For that, let's apply the following:
Lemma. If $a_1,\ldots,a_s$ are positive integers and exactly $r$ of them are $1$, then $$\frac1s\sum_{j=1}^s\frac1{a_j}\le\frac{s+r}{2s}$$
Proof: $$\frac1s\sum_{j=1}^s\frac1{a_j}\le\frac rs+\sum_{j=1}^{s-r}\frac1{2s}=\frac{s+r}{2s}$$
So let $r$ be the number of orbits of size $|G|$ (that is, the number of stabilizers of size $1$). Then $$\frac n{(k+1)|G|}\le \frac{k+1+r}{2k+2}$$
Solving for $r$ gives $$r\ge\frac{2n}{|G|}-(k+1)=k-1+\frac2{|G|}$$ which leads to $$r\ge k$$
Since $r$ is the number of orbits of size $|G|$, $r\le k+1$, but $r\neq k+1$ since $(k+1)|G|>k|G|+1=n$, so $r=k$.

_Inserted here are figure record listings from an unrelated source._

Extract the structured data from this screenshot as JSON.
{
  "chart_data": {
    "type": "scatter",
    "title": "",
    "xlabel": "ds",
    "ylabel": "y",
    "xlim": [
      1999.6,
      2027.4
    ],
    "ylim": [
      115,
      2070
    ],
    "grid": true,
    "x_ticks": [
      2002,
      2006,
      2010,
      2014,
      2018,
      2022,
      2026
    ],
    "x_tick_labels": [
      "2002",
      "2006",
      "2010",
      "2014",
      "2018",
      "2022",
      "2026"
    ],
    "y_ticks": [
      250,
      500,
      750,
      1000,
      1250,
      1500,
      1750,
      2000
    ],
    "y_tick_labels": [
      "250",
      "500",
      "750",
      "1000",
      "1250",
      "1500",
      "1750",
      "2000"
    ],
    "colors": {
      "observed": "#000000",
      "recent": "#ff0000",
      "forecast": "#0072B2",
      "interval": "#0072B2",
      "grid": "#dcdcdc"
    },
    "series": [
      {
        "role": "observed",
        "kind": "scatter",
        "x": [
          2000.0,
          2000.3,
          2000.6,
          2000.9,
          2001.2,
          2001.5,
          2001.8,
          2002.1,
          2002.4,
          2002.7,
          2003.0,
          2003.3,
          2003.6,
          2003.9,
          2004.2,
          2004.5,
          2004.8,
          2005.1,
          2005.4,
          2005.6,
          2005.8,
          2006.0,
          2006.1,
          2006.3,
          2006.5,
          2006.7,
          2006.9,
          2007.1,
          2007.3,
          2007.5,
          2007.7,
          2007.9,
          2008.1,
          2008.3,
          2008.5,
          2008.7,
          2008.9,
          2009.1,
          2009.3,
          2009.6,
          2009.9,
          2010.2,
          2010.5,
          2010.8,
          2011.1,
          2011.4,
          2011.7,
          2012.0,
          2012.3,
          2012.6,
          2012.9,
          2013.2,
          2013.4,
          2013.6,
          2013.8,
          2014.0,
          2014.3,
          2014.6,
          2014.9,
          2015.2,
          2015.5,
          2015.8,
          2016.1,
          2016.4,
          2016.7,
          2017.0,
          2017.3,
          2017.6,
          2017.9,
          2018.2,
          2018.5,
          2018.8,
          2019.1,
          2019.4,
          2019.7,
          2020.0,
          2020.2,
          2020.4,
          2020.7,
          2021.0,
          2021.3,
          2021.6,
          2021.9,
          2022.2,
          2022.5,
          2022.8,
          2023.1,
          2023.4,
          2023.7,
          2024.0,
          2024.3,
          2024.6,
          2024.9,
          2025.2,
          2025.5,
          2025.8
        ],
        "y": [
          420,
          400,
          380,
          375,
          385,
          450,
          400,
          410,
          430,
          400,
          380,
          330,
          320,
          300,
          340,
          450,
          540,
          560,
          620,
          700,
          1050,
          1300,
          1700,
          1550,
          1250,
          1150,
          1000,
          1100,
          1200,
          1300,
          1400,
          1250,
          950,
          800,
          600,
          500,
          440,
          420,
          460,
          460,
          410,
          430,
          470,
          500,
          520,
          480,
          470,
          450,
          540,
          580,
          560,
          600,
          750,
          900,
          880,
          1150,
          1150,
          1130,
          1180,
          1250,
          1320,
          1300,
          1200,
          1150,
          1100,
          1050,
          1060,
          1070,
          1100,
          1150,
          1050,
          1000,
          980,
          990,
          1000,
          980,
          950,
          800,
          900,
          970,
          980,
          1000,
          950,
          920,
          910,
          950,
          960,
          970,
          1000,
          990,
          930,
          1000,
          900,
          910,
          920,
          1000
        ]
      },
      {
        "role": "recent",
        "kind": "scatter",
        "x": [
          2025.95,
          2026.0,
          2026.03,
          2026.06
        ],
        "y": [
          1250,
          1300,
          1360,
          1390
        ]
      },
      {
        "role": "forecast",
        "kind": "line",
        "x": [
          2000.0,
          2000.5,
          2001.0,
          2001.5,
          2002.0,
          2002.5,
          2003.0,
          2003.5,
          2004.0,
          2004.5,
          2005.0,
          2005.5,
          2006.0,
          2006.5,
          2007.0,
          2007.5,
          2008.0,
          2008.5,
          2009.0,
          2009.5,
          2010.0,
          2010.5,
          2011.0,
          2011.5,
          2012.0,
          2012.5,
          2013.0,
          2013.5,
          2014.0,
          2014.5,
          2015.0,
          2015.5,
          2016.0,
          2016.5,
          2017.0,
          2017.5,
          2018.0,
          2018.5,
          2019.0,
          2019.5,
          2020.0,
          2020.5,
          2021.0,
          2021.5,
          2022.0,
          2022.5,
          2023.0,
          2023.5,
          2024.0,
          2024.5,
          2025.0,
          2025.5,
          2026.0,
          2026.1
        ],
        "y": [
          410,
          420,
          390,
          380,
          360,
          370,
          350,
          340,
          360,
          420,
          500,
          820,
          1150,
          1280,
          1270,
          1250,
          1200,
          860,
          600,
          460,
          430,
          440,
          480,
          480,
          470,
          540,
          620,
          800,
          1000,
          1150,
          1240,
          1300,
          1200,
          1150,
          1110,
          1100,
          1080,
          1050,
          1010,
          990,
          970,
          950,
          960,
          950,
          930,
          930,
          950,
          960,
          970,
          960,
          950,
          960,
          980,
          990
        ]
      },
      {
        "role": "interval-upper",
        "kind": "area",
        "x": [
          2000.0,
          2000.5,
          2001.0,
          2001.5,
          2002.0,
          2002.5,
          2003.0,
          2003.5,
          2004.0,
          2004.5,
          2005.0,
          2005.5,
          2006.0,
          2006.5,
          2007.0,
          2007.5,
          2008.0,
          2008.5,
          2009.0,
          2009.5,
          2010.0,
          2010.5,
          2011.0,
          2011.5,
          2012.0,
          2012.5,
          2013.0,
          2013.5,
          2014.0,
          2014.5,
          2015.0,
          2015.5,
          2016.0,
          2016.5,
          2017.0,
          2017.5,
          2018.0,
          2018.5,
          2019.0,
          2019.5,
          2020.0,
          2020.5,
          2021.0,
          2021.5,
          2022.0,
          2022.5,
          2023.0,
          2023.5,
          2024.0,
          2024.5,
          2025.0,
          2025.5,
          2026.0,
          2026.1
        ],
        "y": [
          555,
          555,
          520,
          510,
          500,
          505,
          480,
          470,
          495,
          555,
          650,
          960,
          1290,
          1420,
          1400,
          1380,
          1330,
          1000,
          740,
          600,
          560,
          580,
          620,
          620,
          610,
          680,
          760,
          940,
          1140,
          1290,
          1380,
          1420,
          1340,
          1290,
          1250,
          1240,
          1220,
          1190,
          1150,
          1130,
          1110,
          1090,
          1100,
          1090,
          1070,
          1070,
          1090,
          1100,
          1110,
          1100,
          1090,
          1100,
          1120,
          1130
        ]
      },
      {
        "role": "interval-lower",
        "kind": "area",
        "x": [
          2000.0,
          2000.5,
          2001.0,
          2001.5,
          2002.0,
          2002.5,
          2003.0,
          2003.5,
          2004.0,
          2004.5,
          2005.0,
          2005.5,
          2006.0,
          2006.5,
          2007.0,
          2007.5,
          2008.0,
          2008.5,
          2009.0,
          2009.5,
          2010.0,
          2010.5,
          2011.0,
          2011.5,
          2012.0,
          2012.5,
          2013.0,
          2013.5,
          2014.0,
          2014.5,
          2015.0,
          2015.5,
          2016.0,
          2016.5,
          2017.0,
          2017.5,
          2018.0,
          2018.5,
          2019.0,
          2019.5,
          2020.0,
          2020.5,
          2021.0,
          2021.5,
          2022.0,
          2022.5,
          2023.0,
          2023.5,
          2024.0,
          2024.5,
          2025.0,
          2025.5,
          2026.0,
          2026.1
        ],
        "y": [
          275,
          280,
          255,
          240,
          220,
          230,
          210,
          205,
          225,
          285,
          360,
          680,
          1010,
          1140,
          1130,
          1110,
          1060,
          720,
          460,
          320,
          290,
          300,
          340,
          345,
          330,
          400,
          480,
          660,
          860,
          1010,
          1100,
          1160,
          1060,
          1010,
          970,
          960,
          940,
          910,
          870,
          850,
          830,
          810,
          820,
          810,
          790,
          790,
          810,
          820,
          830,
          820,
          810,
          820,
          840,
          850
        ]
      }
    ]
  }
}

To sum up, there are $k$ orbits of size $|G|$. The size of the other orbit is $$n-k|G|=1$$ which completes the proof.
Solution 2:
Your claim is not true. For example, consider the subgroup $G < S_5$ generated by $(123)$ and $(12)(45)$, which is isomorphic to $S_3$. Here every element of $G$ fixes a point but there is no common fixed point for $G$.